Was Óscar Velasco über die spanische Küche sagt und wie er die Verbindung zwischen traditionellen Gerichten und modernen Kochtechniken angeht, lesen Sie hier:

worlds of food: Óscar, wie würden Sie die spanische Küche an sich charakterisieren?

Óscar Velasco: Nun, Spanien besteht natürlich aus verschiedenen Regionen mit ganz unterschiedlichen Küchen. Diese Vielfalt ist ein wichtiges Charakteristikum. Zudem glaube ich, dass wir spanischen Köche es alle mögen, auch mit unseren Gerichten zu zeigen, wo wir herkommen. Das macht die spanische Küche aus und das kommt auch bei den vielen innovativen Ideen, die die spanische Küche in den letzten Jahren präsentiert, zum Ausdruck. Was uns alle aber eint ist die Liebe zum guten Produkt. Egal ob Schinken, Meeresfrüchte oder Käse – es muss immer beste Qualität sein.

worlds of food: Wie schwierig ist es denn, heutzutage überhaupt noch innovativ zu sein?

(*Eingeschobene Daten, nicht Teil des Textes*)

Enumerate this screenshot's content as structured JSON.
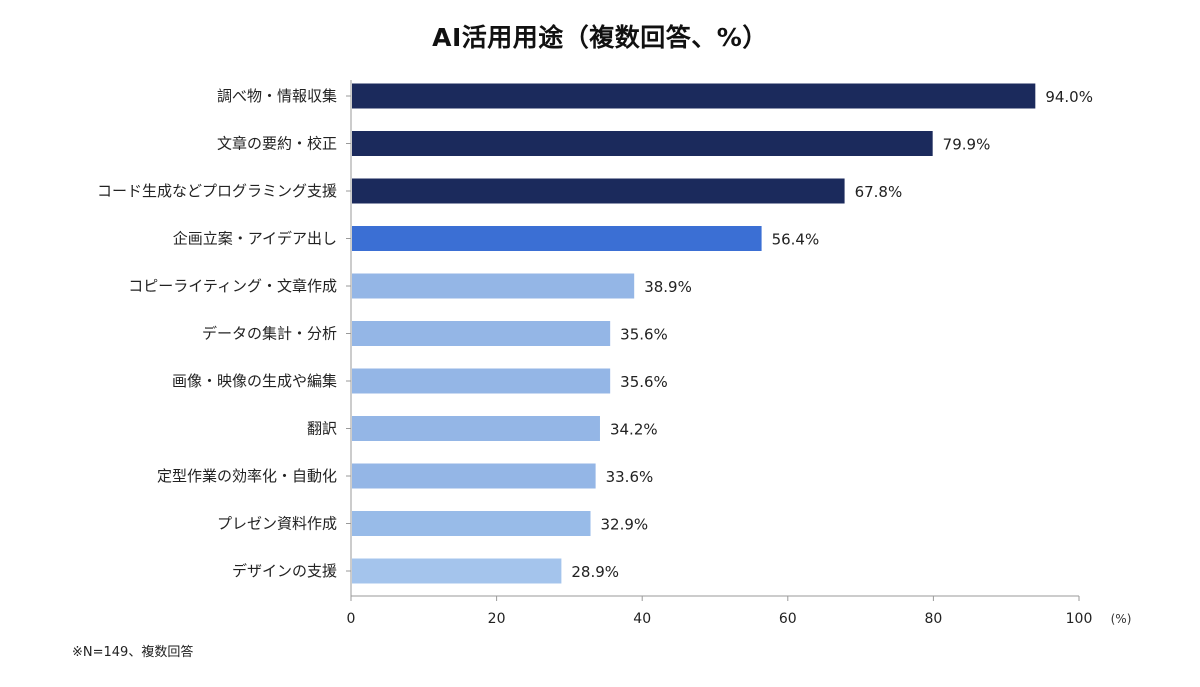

Óscar Velasco: Sagen wir so, es wird zumindest schwieriger. Zumal wir alle auch ständig in unser Handy schauen und sehen, was es schon alles gibt. Wir lassen uns hier immer aufs Neue von den Jahreszeiten inspirieren, das klappt sehr gut, finde ich. Es geht einfach darum, unsere Persönlichkeit einzubringen, und ein Spitzenprodukt bestmöglich zu verarbeiten. Wenn man als Koch sich selbst treu bleibt, das zeigt die Erfahrung, fährt man immer noch am besten.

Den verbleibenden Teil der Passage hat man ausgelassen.